Doc finds the solar car’s first-aid kit and begins doctoring my wound, but, first, I make him help me roll the body over so the head wound isn’t visible from above. We’ve also taken pains to wipe all the blood away. Once finished, I let Doc clean the bite on my neck and bandage it. He’s got a couple of scrapes, too, but I let him focus on me first. My mind’s running a mile a minute, and I need to think. Did Corra betray me? It’s possible. Did Dennis? Likely. He hated me from the first.
“I need rope, something to tie its hands,” I say as Doc applies the bandage to my neck.
He cocks his head to one side. “What’re you thinking?”
“I’ll tell you later. Just help me, okay?”
I walk to the body and carefully spread it out on the ground. The muscles beneath her skin are firm and well built. She was strong, so strong, and it shows in her powerful thighs and biceps. Now I feel sorry, looking at her closed eyes, her parted lips.

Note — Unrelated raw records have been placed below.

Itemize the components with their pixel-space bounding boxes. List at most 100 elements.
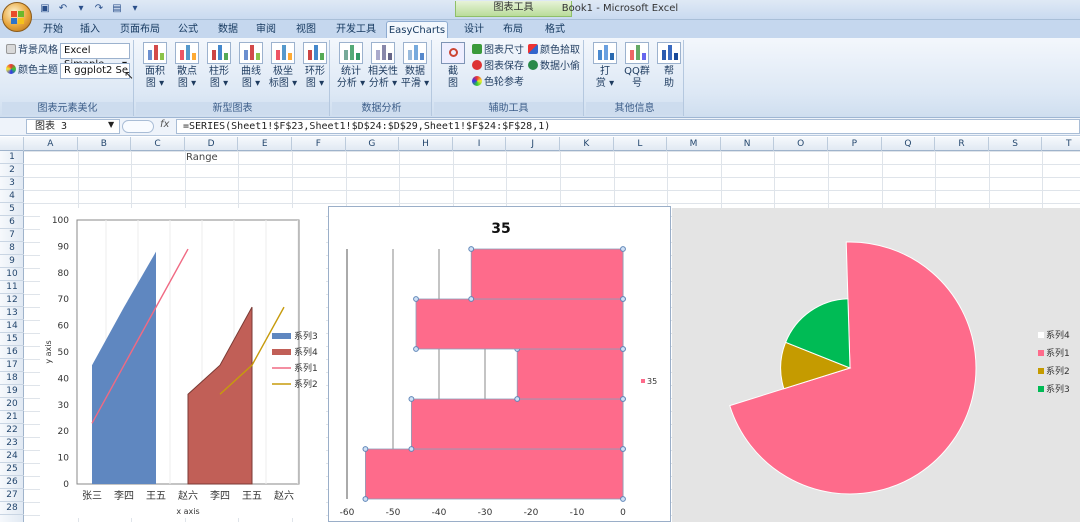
column-header[interactable]: G — [346, 137, 400, 151]
row-header[interactable]: 16 — [0, 346, 24, 359]
selection-handle[interactable] — [413, 296, 419, 302]
column-header[interactable]: I — [453, 137, 507, 151]
column-header[interactable]: N — [721, 137, 775, 151]
column-header[interactable]: F — [292, 137, 346, 151]
tab-7[interactable]: 开发工具 — [330, 21, 382, 38]
row-header[interactable]: 15 — [0, 333, 24, 346]
formula-bar-toggle[interactable] — [122, 120, 154, 133]
area-line-chart[interactable]: 0 10 20 30 40 50 60 70 80 90 100 张三 李四 王五 赵六 李四 王五 赵六 x ax… — [40, 208, 326, 518]
row-header[interactable]: 9 — [0, 255, 24, 268]
tab-3[interactable]: 公式 — [170, 21, 206, 38]
selection-handle[interactable] — [514, 396, 521, 402]
selection-handle[interactable] — [620, 446, 626, 452]
selection-handle[interactable] — [620, 496, 626, 502]
row-header[interactable]: 5 — [0, 203, 24, 216]
row-header[interactable]: 19 — [0, 385, 24, 398]
row-header[interactable]: 14 — [0, 320, 24, 333]
g5-button-0[interactable]: 打赏 ▾ — [590, 42, 620, 90]
name-box[interactable]: 图表 3 — [26, 119, 120, 134]
pie-slice-系列1[interactable] — [729, 241, 977, 495]
row-header[interactable]: 6 — [0, 216, 24, 229]
chart-size-button[interactable]: 图表尺寸 — [472, 44, 524, 58]
row-header[interactable]: 21 — [0, 411, 24, 424]
g5-button-1[interactable]: QQ群号 — [622, 42, 652, 90]
color-wheel-button[interactable]: 色轮参考 — [472, 76, 524, 90]
row-header[interactable]: 26 — [0, 476, 24, 489]
row-header[interactable]: 12 — [0, 294, 24, 307]
g2-button-5[interactable]: 环形图 ▾ — [300, 42, 330, 90]
selection-handle[interactable] — [468, 246, 475, 252]
column-header[interactable]: K — [560, 137, 614, 151]
selection-handle[interactable] — [620, 396, 626, 402]
row-header[interactable]: 1 — [0, 151, 24, 164]
row-header[interactable]: 2 — [0, 164, 24, 177]
g2-button-0[interactable]: 面积图 ▾ — [140, 42, 170, 90]
column-header[interactable]: Q — [882, 137, 936, 151]
row-header[interactable]: 28 — [0, 502, 24, 515]
row-header[interactable]: 23 — [0, 437, 24, 450]
color-theme-select[interactable]: R ggplot2 Se — [60, 63, 130, 79]
selection-handle[interactable] — [413, 346, 419, 352]
g2-button-3[interactable]: 曲线图 ▾ — [236, 42, 266, 90]
column-header[interactable]: C — [131, 137, 185, 151]
column-header[interactable]: L — [614, 137, 668, 151]
g3-button-0[interactable]: 统计 分析 ▾ — [336, 42, 366, 90]
tab-8[interactable]: EasyCharts — [386, 21, 448, 38]
bar[interactable] — [415, 298, 624, 350]
row-header[interactable]: 24 — [0, 450, 24, 463]
row-header[interactable]: 27 — [0, 489, 24, 502]
row-header[interactable]: 25 — [0, 463, 24, 476]
column-header[interactable]: O — [774, 137, 828, 151]
horizontal-bar-chart[interactable]: 35 -60 -50 -40 -30 -20 -10 0 35 — [328, 206, 671, 522]
row-header[interactable]: 10 — [0, 268, 24, 281]
variable-radius-pie-chart[interactable]: 系列4 系列1 系列2 系列3 — [672, 208, 1080, 522]
row-header[interactable]: 3 — [0, 177, 24, 190]
area-series-系列4[interactable] — [187, 306, 253, 485]
tab-4[interactable]: 数据 — [210, 21, 246, 38]
column-header[interactable]: M — [667, 137, 721, 151]
g2-button-2[interactable]: 柱形图 ▾ — [204, 42, 234, 90]
tab-9[interactable]: 设计 — [456, 21, 492, 38]
row-header[interactable]: 7 — [0, 229, 24, 242]
column-header[interactable]: J — [506, 137, 560, 151]
column-header[interactable]: S — [989, 137, 1043, 151]
column-header[interactable]: E — [238, 137, 292, 151]
column-header[interactable]: T — [1042, 137, 1080, 151]
g5-button-2[interactable]: 帮助 — [654, 42, 684, 90]
data-thief-button[interactable]: 数据小偷 — [528, 60, 580, 74]
selection-handle[interactable] — [362, 496, 369, 502]
tab-2[interactable]: 页面布局 — [112, 21, 168, 38]
select-all-corner[interactable] — [0, 137, 24, 151]
color-picker-button[interactable]: 颜色拾取 — [528, 44, 580, 58]
insert-function-icon[interactable]: fx — [160, 119, 169, 130]
column-header[interactable]: H — [399, 137, 453, 151]
column-header[interactable]: A — [24, 137, 78, 151]
tab-6[interactable]: 视图 — [286, 21, 326, 38]
bar[interactable] — [365, 448, 624, 500]
selection-handle[interactable] — [620, 296, 626, 302]
g3-button-2[interactable]: 数据 平滑 ▾ — [400, 42, 430, 90]
column-header[interactable]: B — [78, 137, 132, 151]
row-header[interactable]: 22 — [0, 424, 24, 437]
column-header[interactable]: R — [935, 137, 989, 151]
bar[interactable] — [470, 248, 624, 300]
tab-0[interactable]: 开始 — [38, 21, 68, 38]
row-header[interactable]: 8 — [0, 242, 24, 255]
name-box-dropdown-icon[interactable]: ▼ — [108, 120, 114, 129]
office-button[interactable] — [2, 2, 32, 32]
area-series-系列3[interactable] — [92, 251, 156, 484]
tab-1[interactable]: 插入 — [72, 21, 108, 38]
row-header[interactable]: 13 — [0, 307, 24, 320]
tab-5[interactable]: 审阅 — [250, 21, 282, 38]
row-header[interactable]: 20 — [0, 398, 24, 411]
g2-button-1[interactable]: 散点图 ▾ — [172, 42, 202, 90]
g2-button-4[interactable]: 极坐 标图 ▾ — [268, 42, 298, 90]
selection-handle[interactable] — [408, 446, 415, 452]
row-header[interactable]: 11 — [0, 281, 24, 294]
row-header[interactable]: 18 — [0, 372, 24, 385]
row-header[interactable]: 17 — [0, 359, 24, 372]
bg-style-select[interactable]: Excel Simaple▾ — [60, 43, 130, 70]
selection-handle[interactable] — [620, 246, 626, 252]
tab-10[interactable]: 布局 — [496, 21, 530, 38]
cell-d1[interactable]: Range — [186, 152, 218, 163]
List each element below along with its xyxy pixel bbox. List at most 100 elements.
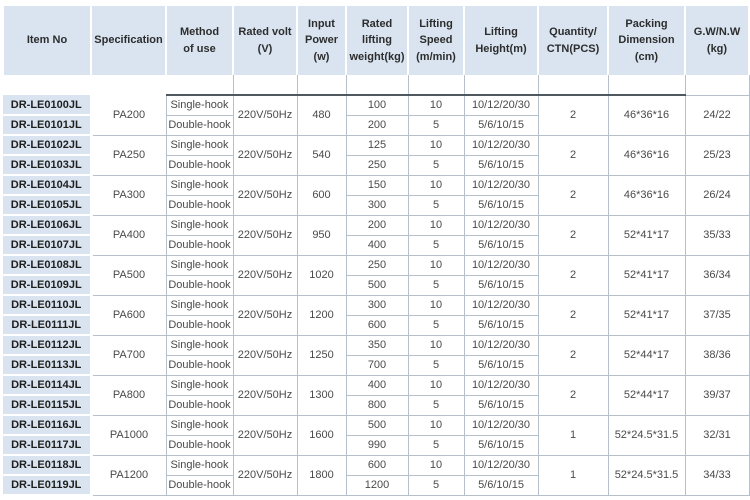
input-power-cell: 950: [296, 214, 347, 256]
lifting-height-cell: 5/6/10/15: [463, 154, 539, 176]
header-spacer-cell: [407, 75, 465, 96]
item-no-cell: DR-LE0102JL: [3, 134, 93, 156]
gw-nw-cell: 37/35: [684, 294, 750, 336]
method-of-use-cell: Double-hook: [165, 274, 234, 296]
lifting-height-cell: 5/6/10/15: [463, 314, 539, 336]
gw-nw-cell: 38/36: [684, 334, 750, 376]
specification-cell: PA1200: [91, 454, 167, 496]
header-spacer-cell: [607, 75, 686, 96]
input-power-cell: 1800: [296, 454, 347, 496]
input-power-cell: 1200: [296, 294, 347, 336]
table-row: DR-LE0112JL PA700 Single-hook 220V/50Hz 1250…: [3, 334, 750, 376]
lifting-speed-cell: 10: [407, 254, 465, 276]
specification-cell: PA200: [91, 94, 167, 136]
col-header-item-no: Item No: [2, 4, 92, 76]
header-spacer-row: [3, 75, 750, 96]
lifting-weight-cell: 500: [345, 274, 409, 296]
quantity-ctn-cell: 2: [537, 174, 609, 216]
item-no-cell: DR-LE0106JL: [3, 214, 93, 236]
method-of-use-cell: Single-hook: [165, 294, 234, 316]
col-header-gw-nw: G.W/N.W (kg): [684, 4, 750, 76]
method-of-use-cell: Single-hook: [165, 134, 234, 156]
header-spacer-cell: [3, 75, 91, 95]
method-of-use-cell: Single-hook: [165, 254, 234, 276]
rated-volt-cell: 220V/50Hz: [232, 454, 298, 496]
table-row: DR-LE0116JL PA1000 Single-hook 220V/50Hz 160…: [3, 414, 750, 456]
item-no-cell: DR-LE0100JL: [3, 94, 93, 116]
method-of-use-cell: Single-hook: [165, 94, 234, 116]
lifting-height-cell: 5/6/10/15: [463, 354, 539, 376]
item-no-cell: DR-LE0116JL: [3, 414, 93, 436]
packing-dimension-cell: 46*36*16: [607, 174, 686, 216]
method-of-use-cell: Double-hook: [165, 434, 234, 456]
method-of-use-cell: Single-hook: [165, 174, 234, 196]
lifting-speed-cell: 5: [407, 434, 465, 456]
lifting-height-cell: 5/6/10/15: [463, 394, 539, 416]
lifting-height-cell: 10/12/20/30: [463, 134, 539, 156]
packing-dimension-cell: 52*44*17: [607, 334, 686, 376]
lifting-speed-cell: 5: [407, 394, 465, 416]
lifting-height-cell: 10/12/20/30: [463, 174, 539, 196]
item-no-cell: DR-LE0118JL: [3, 454, 93, 476]
method-of-use-cell: Double-hook: [165, 314, 234, 336]
header-spacer-cell: [91, 75, 166, 95]
lifting-height-cell: 10/12/20/30: [463, 334, 539, 356]
table-body: DR-LE0100JL PA200 Single-hook 220V/50Hz 480 1…: [3, 94, 750, 496]
lifting-height-cell: 10/12/20/30: [463, 214, 539, 236]
method-of-use-cell: Double-hook: [165, 114, 234, 136]
input-power-cell: 540: [296, 134, 347, 176]
header-spacer-cell: [463, 75, 539, 96]
lifting-speed-cell: 10: [407, 294, 465, 316]
quantity-ctn-cell: 2: [537, 374, 609, 416]
gw-nw-cell: 39/37: [684, 374, 750, 416]
item-no-cell: DR-LE0107JL: [3, 234, 93, 256]
packing-dimension-cell: 52*44*17: [607, 374, 686, 416]
quantity-ctn-cell: 2: [537, 334, 609, 376]
specification-cell: PA700: [91, 334, 167, 376]
table-row: DR-LE0102JL PA250 Single-hook 220V/50Hz 540 1…: [3, 134, 750, 176]
item-no-cell: DR-LE0111JL: [3, 314, 93, 336]
method-of-use-cell: Double-hook: [165, 194, 234, 216]
rated-volt-cell: 220V/50Hz: [232, 174, 298, 216]
input-power-cell: 1020: [296, 254, 347, 296]
gw-nw-cell: 34/33: [684, 454, 750, 496]
item-no-cell: DR-LE0105JL: [3, 194, 93, 216]
specification-cell: PA1000: [91, 414, 167, 456]
gw-nw-cell: 25/23: [684, 134, 750, 176]
gw-nw-cell: 24/22: [684, 94, 750, 136]
lifting-weight-cell: 600: [345, 454, 409, 476]
item-no-cell: DR-LE0103JL: [3, 154, 93, 176]
quantity-ctn-cell: 2: [537, 94, 609, 136]
lifting-weight-cell: 1200: [345, 474, 409, 496]
col-header-method-of-use: Method of use: [165, 4, 234, 76]
lifting-speed-cell: 5: [407, 114, 465, 136]
quantity-ctn-cell: 1: [537, 414, 609, 456]
lifting-speed-cell: 10: [407, 214, 465, 236]
lifting-height-cell: 10/12/20/30: [463, 414, 539, 436]
item-no-cell: DR-LE0112JL: [3, 334, 93, 356]
lifting-weight-cell: 300: [345, 194, 409, 216]
lifting-height-cell: 5/6/10/15: [463, 474, 539, 496]
lifting-weight-cell: 250: [345, 254, 409, 276]
table-row: DR-LE0104JL PA300 Single-hook 220V/50Hz 600 1…: [3, 174, 750, 216]
item-no-cell: DR-LE0113JL: [3, 354, 93, 376]
rated-volt-cell: 220V/50Hz: [232, 374, 298, 416]
input-power-cell: 480: [296, 94, 347, 136]
specification-cell: PA400: [91, 214, 167, 256]
lifting-weight-cell: 300: [345, 294, 409, 316]
lifting-weight-cell: 100: [345, 94, 409, 116]
packing-dimension-cell: 52*41*17: [607, 294, 686, 336]
specification-cell: PA300: [91, 174, 167, 216]
rated-volt-cell: 220V/50Hz: [232, 94, 298, 136]
lifting-weight-cell: 800: [345, 394, 409, 416]
header-spacer-cell: [165, 75, 234, 96]
item-no-cell: DR-LE0104JL: [3, 174, 93, 196]
lifting-speed-cell: 5: [407, 354, 465, 376]
lifting-weight-cell: 150: [345, 174, 409, 196]
packing-dimension-cell: 46*36*16: [607, 94, 686, 136]
lifting-speed-cell: 5: [407, 474, 465, 496]
lifting-weight-cell: 600: [345, 314, 409, 336]
gw-nw-cell: 36/34: [684, 254, 750, 296]
quantity-ctn-cell: 2: [537, 134, 609, 176]
rated-volt-cell: 220V/50Hz: [232, 134, 298, 176]
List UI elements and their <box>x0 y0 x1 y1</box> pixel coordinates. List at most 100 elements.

“She looks human,” Doc says as if reading my mind.
I take a deep breath. “Let’s remember she tried to kill us. That her friends may have already killed Bran. Where’s that rope?”
Doc hands it to me, his brow furrowing. “I still don’t see what good tying up a dead body will do us.”
“We gotta make her look alive. They might be watching on their satellite thingy. Tie her hands and feet and put her in the back of the car.” I point to the solar car’s tiny backseat.
“It’s not going to smell very nice on our return trip,” he says, beginning to wind the rope around her wrists.